The same principle followed by equal access rules and regulations applies to student activity fees. In Rosenberger v. Rector & Visitors of the University of Virginia (1995), the University of Virginia authorized payments from a student activities fund for the printing costs of publications by certain student groups.34 This payment program was utilized by a wide variety of student groups to print a great diversity of publications espousing political, social, and even religious views. Although the University supported a wide range of groups, including Jewish and Shinto publications, it refused to support the publication of a Christian magazine.
In response, the U.S. Supreme Court found that the university was guilty of unconstitutional viewpoint discrimination: “Having offered to pay the third-party contractors on behalf of private speakers who convey their own messages, the University may not silence the expression of selected viewpoints.”35 In fact, viewpoint neutrality is an absolute precondition to any public funding for student organizations.
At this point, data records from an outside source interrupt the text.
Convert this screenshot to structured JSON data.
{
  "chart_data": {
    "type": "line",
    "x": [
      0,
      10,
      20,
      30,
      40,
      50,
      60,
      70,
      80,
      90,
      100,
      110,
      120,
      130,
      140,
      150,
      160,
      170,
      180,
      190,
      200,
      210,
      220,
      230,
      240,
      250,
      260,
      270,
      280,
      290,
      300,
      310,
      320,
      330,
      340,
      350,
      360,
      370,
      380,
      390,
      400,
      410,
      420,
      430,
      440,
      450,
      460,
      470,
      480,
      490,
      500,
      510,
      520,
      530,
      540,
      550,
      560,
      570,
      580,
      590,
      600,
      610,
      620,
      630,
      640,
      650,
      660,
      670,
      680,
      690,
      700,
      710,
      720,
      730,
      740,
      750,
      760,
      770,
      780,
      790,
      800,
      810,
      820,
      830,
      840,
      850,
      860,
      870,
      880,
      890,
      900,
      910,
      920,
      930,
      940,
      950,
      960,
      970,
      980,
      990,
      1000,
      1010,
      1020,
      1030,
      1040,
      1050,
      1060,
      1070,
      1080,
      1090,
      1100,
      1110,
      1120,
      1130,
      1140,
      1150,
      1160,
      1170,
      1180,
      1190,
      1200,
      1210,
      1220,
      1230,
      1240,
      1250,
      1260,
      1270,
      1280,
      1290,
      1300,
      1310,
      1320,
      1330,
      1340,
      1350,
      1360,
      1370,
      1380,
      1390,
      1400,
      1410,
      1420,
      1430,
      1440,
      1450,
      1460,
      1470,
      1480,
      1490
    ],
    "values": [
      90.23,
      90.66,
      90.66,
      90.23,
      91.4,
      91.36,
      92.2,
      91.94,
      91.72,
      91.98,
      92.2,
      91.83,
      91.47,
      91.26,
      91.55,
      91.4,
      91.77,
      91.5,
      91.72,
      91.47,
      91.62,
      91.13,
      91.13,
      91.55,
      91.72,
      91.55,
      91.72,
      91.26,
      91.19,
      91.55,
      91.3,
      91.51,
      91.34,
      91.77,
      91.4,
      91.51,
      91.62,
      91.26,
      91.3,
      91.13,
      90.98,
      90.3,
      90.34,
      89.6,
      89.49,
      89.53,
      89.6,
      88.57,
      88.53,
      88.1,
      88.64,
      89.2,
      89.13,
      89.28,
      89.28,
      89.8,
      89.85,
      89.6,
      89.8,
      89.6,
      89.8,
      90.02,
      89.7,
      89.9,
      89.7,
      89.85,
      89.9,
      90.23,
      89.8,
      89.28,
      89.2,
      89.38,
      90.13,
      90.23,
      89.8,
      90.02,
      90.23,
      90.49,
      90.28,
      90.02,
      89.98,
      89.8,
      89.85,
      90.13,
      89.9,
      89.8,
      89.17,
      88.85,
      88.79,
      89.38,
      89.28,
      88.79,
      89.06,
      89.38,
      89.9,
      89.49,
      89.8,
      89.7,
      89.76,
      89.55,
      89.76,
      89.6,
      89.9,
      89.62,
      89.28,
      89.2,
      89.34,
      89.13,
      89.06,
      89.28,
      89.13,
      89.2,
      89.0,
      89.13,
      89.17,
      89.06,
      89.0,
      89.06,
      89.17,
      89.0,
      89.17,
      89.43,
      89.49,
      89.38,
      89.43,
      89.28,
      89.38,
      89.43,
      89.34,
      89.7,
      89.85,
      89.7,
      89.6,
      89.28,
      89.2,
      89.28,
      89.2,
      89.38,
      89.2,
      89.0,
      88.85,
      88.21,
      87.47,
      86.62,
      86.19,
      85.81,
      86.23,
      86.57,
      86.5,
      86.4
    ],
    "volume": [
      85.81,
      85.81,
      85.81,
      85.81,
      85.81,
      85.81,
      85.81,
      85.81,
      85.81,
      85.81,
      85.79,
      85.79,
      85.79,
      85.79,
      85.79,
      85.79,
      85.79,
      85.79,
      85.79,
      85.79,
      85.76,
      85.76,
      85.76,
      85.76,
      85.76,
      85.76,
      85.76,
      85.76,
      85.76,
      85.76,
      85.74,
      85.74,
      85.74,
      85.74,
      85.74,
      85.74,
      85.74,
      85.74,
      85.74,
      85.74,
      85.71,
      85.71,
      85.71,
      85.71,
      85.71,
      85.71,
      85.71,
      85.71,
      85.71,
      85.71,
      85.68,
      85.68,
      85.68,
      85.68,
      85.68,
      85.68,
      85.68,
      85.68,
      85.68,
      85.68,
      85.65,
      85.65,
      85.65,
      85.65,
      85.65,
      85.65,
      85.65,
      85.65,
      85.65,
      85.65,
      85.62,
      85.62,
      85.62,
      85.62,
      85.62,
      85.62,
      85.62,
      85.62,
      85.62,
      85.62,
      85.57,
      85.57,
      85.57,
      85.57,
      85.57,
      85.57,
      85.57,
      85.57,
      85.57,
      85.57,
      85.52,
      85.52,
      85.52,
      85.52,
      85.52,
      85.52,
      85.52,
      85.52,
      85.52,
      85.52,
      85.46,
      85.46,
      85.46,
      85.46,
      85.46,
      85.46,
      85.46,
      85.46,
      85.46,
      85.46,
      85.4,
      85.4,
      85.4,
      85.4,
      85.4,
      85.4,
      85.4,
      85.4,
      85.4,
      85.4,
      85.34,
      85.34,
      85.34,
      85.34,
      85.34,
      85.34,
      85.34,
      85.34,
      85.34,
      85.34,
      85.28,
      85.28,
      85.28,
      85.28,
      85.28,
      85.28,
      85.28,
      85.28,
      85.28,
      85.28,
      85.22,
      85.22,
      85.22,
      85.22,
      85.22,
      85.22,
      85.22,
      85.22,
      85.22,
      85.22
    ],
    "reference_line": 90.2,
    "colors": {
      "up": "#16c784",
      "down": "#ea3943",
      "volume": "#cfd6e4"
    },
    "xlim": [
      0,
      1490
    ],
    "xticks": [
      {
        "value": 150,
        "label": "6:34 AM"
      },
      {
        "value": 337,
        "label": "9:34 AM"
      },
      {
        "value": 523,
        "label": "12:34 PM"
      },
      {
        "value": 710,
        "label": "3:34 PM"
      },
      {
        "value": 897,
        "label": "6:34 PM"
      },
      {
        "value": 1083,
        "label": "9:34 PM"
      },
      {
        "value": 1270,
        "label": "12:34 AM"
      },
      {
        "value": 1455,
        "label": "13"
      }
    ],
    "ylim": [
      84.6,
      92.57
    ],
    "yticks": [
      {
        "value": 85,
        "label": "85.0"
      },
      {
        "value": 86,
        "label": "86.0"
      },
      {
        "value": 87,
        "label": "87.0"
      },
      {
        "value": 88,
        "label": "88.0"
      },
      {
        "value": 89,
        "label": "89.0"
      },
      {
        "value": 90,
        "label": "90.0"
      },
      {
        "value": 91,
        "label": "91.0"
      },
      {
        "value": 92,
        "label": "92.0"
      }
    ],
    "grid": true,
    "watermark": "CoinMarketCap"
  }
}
In the case of Board of Regents of the University of Wisconsin System v. Southworth (2000), the U.S. Supreme Court provided a perfect description of the neutrality requirement.36 In the case, a University of Wisconsin student challenged the University’s mandatory student activity fee, alleging that to force him to fund student groups whose political and ideological speech he found offensive violated his First Amendment rights. Although the Supreme Court agreed that a mandatory fee involved the student’s First Amendment rights, it held that those rights were not being violated, as long as the University allocated the funds on a neutral basis. In Justice Anthony Kennedy’s words: “Viewpoint neutrality is the justification for requiring the student to pay the fee in the first instance and for ensuring the integrity of the program’s operation once the funds have been collected.”37
In all, public universities that offer benefits to nonreligious “expressive organizations” on campus—an “expressive organization” is one that exists, at least in part, for the purpose of expressing a particular viewpoint—may not deny the same benefit to other students or groups simply because their viewpoint happens to be religious.